Russian President Vladimir Putin has backed the establishment of an airbase in neighboring Belarus, the latest move by Moscow to project its military power abroad.
Saturday's announcement, which comes at a time of tension with the West over Russian involvement in Ukraine and Syria, may also signal the Kremlin's interest in keeping unpredictable Belarus within its geopolitical orbit.
Putin said in a statement he had agreed a government proposal to sign a deal for the military airbase and ordered defense and foreign ministry officials to start talks with Belarus. The plan is not expected to face major obstacles.
The idea of setting up an airbase in the ex-Soviet republic was revealed by Russian Defence Minister Sergei Shoigu in 2013, and follows a 2009 agreement under which Russia and Belarus agreed to defend their common external frontier and airspace.

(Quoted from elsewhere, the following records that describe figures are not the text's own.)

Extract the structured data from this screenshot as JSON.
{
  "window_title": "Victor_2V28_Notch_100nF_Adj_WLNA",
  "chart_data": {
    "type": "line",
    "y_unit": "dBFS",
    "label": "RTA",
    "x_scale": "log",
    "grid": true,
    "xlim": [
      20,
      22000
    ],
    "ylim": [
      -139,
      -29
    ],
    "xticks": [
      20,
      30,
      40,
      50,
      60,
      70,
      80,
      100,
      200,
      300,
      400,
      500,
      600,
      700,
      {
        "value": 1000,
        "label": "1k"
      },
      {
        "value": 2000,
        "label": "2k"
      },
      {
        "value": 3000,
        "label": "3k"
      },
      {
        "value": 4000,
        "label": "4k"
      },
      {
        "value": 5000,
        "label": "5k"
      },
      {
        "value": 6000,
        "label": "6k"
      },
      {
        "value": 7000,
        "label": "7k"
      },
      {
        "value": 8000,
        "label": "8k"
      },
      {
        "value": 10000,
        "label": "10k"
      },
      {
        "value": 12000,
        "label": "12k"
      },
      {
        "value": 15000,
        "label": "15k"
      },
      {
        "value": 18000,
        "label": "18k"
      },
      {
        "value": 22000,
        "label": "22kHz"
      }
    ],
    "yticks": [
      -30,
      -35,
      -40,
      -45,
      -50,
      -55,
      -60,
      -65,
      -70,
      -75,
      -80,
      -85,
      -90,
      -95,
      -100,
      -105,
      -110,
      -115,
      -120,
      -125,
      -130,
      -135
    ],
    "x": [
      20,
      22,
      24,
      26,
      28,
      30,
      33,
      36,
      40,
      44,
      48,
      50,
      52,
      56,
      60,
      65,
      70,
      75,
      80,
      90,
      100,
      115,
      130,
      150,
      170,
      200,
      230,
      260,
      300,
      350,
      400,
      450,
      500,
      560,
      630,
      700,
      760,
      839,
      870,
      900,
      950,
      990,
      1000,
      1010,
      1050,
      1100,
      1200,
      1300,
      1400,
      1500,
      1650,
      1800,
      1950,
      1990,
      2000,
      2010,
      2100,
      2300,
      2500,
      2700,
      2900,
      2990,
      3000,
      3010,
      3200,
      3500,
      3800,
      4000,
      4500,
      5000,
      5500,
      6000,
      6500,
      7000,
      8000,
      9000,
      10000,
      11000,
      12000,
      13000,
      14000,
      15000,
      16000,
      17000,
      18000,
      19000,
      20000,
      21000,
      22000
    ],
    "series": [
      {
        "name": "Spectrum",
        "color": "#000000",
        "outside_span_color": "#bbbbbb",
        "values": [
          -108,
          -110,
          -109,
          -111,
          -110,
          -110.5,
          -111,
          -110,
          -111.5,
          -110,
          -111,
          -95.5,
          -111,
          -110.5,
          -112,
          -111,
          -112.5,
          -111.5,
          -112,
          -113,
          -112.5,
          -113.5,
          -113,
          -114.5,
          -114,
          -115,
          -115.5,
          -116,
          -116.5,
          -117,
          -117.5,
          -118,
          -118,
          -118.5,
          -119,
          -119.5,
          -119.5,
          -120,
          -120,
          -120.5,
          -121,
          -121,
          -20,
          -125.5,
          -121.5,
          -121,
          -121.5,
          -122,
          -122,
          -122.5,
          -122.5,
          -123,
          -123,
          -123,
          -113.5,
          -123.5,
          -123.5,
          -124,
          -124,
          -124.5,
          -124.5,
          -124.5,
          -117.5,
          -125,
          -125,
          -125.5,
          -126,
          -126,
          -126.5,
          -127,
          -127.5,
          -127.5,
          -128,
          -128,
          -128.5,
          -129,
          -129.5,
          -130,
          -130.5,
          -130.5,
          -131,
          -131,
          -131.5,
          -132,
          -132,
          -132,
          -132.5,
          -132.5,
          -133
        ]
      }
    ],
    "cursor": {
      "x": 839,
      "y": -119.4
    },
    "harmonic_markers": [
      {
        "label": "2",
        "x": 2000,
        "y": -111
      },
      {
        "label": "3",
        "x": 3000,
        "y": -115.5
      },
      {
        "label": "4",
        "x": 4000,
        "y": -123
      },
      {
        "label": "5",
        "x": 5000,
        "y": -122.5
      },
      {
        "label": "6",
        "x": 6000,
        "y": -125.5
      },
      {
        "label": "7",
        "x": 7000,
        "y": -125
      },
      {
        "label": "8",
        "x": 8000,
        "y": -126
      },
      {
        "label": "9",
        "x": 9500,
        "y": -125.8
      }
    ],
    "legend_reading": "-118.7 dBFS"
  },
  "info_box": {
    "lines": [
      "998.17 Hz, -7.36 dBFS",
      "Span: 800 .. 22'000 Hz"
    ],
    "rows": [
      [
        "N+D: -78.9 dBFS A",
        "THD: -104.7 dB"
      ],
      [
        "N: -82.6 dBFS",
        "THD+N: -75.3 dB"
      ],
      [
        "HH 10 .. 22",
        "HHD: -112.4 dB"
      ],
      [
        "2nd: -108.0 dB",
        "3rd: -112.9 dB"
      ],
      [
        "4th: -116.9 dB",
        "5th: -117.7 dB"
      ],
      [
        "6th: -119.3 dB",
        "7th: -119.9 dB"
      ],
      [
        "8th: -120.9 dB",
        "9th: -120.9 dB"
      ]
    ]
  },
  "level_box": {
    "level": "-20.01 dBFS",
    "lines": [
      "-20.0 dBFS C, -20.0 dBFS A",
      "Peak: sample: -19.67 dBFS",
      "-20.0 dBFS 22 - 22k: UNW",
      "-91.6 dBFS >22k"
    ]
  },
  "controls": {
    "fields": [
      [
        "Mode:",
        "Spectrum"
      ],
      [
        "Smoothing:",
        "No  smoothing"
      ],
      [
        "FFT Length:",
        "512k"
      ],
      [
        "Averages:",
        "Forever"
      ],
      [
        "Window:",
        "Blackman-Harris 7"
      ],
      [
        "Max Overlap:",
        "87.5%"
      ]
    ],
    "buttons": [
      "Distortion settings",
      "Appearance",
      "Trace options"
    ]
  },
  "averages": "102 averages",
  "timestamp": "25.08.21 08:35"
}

Russian defense officials have said the base would be used to station Su-27 fighters. Russia already has some fighter aircraft in Belarus but this would be the first full-scale base there since Soviet times.
Russia has scaled back its military presence abroad, closing bases in distant Cold War allies such as Cuba and Vietnam.
However, a naval base at Tartus in Syria has recently become the focus of world attention as Russia has boosted its troop presence there in a move seen as bolstering its diplomatic influence in the region.
Russia already has military bases in ex-Soviet neighbors Kyrgyzstan and Armenia, which like Belarus are also members of a Eurasian Economic Union that Putin sees as the embryo of a new geopolitical bloc.
Last year Russia annexed the Ukrainian province of Crimea, partly due to fears it would be pushed out of its large naval base in the Crimean port of Sevastopol.
The creation of a base in Belarus may also be a signal to the West that Russia will not tolerate intrusion in its traditional sphere of influence.
Belarussian President Alexander Lukashenko, who has ruled Belarus since 1994, is seen as a long-standing Russian ally and is often criticized in the West for his record on human rights.
He has a reputation for being unpredictable because of his common practice of playing off Russia against the West.
Spooked by Russia's annexation of Crimea, Poland and the Baltic states have repeatedly asked NATO to station forces permanently in their territories along the alliance's eastern flank in Russia's vicinity.